Judas the Betrayer

February 16, 2022

Then one of the twelve, called Judas Iscariot, went to the chief priests and said, "What are you willing to give me if I deliver Him to you?" And they counted out to him thirty pieces of silver. So from that time he sought opportunity to betray Him (Matthew 26:14-16).

Who was Judas Iscariot? His father’s name was Simon (John 13:26). Judas is the Greek version of the Hebrew ‘Judah’ which means ‘Praise’ or ‘God Be Praised’. The origin of ‘Iscariot’ is unclear. It is widely held that the Greek word iskariotes comes from Hebrew ishq'riyoth, meaning ‘Man of Kerioth’, a city or region in southern Palestine. So, Judas Iscariot would be similar to calling someone ‘Bob from Bakersfield’ or ‘Judy the New Yorker’.

Do not confuse Judas Iscariot with Judas, another one of Jesus’ disciples (John 14:22), or with Judas (sometimes called Jude) who was Jesus’ half-brother (Mark 6:3). The name was common among the Jews, as was Mary and John.

It is believed that one reason why Judas Iscariot was an ‘outsider’ among the disciples is that he was from southern Judea while the other disciples were from Galilee. It could also be that ‘Iscariot’ refers to the Sicarii, a group of assassins imbedded among Jewish rebels. This would make the other disciples suspicious of Judas.

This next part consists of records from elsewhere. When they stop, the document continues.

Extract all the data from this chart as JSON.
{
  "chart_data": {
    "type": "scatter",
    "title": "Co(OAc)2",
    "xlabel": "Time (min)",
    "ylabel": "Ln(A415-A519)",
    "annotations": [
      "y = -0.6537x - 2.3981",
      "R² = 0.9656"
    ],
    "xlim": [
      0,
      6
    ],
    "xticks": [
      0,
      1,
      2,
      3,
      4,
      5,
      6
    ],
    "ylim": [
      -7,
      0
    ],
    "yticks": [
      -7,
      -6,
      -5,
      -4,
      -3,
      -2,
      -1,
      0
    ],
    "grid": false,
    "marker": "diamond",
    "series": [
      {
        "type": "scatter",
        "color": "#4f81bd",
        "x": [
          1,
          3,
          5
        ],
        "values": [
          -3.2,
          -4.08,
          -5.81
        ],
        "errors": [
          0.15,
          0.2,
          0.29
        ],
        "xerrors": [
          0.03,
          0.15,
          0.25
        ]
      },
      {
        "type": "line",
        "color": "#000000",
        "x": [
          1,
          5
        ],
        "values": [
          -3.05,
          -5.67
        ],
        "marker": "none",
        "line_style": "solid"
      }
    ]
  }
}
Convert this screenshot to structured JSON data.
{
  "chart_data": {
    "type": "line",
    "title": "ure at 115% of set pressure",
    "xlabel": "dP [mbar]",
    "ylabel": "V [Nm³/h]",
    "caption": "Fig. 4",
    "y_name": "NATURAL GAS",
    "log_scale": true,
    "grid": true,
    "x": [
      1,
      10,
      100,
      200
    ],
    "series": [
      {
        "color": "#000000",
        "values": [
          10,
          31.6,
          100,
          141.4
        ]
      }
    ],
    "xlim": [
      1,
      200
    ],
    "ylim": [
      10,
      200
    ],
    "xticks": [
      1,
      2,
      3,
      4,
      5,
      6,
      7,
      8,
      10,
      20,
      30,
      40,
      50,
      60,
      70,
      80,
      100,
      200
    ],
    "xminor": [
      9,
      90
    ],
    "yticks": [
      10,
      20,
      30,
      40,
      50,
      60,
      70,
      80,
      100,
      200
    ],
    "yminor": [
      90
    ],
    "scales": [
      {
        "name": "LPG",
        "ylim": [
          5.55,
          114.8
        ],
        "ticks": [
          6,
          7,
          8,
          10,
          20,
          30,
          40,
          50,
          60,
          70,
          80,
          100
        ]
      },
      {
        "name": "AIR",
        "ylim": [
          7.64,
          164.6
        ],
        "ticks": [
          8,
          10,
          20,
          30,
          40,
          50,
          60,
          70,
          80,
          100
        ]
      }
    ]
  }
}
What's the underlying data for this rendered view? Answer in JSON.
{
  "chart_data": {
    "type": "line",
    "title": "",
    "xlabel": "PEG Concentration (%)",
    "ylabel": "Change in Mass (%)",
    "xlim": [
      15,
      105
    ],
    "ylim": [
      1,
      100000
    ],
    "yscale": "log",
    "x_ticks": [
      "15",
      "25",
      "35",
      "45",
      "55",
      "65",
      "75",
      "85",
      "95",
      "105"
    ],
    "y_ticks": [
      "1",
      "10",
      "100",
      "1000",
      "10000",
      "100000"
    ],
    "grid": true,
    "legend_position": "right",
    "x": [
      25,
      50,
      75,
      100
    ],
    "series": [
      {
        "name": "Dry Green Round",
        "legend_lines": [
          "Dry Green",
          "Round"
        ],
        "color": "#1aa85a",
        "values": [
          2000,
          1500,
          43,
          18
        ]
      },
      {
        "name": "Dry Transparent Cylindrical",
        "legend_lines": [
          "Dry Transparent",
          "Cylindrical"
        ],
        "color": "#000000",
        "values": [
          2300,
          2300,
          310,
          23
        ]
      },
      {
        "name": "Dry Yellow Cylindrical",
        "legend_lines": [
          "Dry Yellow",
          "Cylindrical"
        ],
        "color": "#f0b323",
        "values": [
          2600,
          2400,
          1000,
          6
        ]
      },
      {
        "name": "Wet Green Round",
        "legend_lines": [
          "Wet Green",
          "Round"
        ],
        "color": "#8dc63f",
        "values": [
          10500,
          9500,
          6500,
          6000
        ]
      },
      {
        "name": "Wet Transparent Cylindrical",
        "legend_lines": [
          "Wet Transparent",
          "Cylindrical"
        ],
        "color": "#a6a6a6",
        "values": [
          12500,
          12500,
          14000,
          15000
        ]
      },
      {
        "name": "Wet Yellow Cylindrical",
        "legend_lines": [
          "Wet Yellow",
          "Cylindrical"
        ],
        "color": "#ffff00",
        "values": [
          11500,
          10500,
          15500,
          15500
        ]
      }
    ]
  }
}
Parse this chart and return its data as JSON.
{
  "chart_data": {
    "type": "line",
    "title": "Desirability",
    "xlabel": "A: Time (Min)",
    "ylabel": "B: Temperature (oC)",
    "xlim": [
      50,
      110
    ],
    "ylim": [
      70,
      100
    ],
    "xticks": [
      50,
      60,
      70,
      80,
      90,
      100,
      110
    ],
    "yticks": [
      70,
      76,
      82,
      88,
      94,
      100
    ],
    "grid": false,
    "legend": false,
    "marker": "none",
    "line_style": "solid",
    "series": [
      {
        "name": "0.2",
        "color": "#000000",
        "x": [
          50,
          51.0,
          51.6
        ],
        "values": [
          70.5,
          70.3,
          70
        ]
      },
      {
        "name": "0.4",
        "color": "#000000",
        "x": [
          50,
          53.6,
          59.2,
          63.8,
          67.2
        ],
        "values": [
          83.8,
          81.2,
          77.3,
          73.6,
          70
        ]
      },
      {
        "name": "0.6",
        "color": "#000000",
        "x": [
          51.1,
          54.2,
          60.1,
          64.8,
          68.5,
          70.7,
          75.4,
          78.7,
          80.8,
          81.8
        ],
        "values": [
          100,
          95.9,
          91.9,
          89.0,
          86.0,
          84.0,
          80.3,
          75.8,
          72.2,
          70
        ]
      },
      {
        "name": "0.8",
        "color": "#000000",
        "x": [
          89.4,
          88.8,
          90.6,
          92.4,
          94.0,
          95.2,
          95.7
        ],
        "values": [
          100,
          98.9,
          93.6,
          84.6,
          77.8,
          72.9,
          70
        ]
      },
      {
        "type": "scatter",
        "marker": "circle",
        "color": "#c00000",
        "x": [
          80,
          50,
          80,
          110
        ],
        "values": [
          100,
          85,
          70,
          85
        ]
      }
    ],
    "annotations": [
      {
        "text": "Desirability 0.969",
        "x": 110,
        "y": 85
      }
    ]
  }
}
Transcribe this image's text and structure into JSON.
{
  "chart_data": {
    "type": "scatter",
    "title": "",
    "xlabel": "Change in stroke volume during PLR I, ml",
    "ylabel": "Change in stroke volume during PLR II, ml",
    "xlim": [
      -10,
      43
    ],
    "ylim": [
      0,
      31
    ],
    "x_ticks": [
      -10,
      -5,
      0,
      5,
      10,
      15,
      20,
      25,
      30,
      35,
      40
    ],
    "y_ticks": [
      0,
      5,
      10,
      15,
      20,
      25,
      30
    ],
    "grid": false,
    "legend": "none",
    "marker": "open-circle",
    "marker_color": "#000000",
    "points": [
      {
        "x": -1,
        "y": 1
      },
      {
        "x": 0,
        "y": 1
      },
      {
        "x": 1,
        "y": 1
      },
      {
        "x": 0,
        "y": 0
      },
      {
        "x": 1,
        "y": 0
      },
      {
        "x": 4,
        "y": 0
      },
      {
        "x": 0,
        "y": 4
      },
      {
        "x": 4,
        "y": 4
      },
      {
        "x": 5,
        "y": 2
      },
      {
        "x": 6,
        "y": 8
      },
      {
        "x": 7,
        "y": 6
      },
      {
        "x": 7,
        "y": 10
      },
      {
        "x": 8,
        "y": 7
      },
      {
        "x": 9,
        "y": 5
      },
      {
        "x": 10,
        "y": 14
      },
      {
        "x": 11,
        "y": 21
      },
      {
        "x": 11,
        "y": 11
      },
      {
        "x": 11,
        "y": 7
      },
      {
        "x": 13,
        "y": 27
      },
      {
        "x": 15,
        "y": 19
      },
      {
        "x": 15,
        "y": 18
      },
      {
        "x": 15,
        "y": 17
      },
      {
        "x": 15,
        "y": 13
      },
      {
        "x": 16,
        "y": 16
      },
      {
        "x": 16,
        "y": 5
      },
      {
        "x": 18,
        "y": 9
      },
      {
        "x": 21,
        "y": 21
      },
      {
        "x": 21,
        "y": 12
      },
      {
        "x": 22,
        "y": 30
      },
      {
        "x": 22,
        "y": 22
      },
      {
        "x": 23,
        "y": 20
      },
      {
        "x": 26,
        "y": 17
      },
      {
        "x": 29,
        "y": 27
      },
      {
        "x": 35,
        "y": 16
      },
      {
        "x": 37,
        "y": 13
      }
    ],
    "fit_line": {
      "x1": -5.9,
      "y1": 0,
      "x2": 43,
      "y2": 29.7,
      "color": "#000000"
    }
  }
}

The Chief Priests were those priests who were members of the Sanhedrin, including the High Priest. But not all members of the Sanhedrin opposed Jesus. Nicodemus came to faith in Christ after his interview with the Lord in John 3. Joseph of Arimathea was also a follower of Jesus and a member of the Sanhedrin (Matthew 27:57; Luke 23:50-51; John 19:38-40).

It is to be noted that it was Judas Iscariot who sought out the Chief Priests with the offer to betray Jesus. It was fortunate for them because they were desperate to find a way to have Jesus arrested, condemned, and killed with as little publicity as possible. Having a man ‘on the inside’ to notify them when Jesus was away from public view was ideal. They had that man in Judas Iscariot.

Money was important to Judas. He was the treasurer of the band of disciples, and he was a thief - stealing from the financial resources given to support Jesus and the 12. Matthew 26:13–15 tells us the Chief Priests paid Judas 30 silver coins to betray the Lord. Thirty pieces of silver was equivalent to the price of a slave. After betraying Jesus, Judas was overwhelmed with remorse and returned the 30 silver coins to the Chief Priests and the Elders (Matthew 27:3). But remorse is not repentance. Rather than confessing his sin and seeking the Lord’s forgiveness, Judas went away and hanged himself (Matthew 27:5).

“Father, may we always seek Your forgiveness for the sins of our lives, knowing that You hear us when we confess our sins, and are faithful and just to forgive us our sins and cleans us from all unrighteousness. May You be honored and praised for such love, grace, and mercy. Amen.”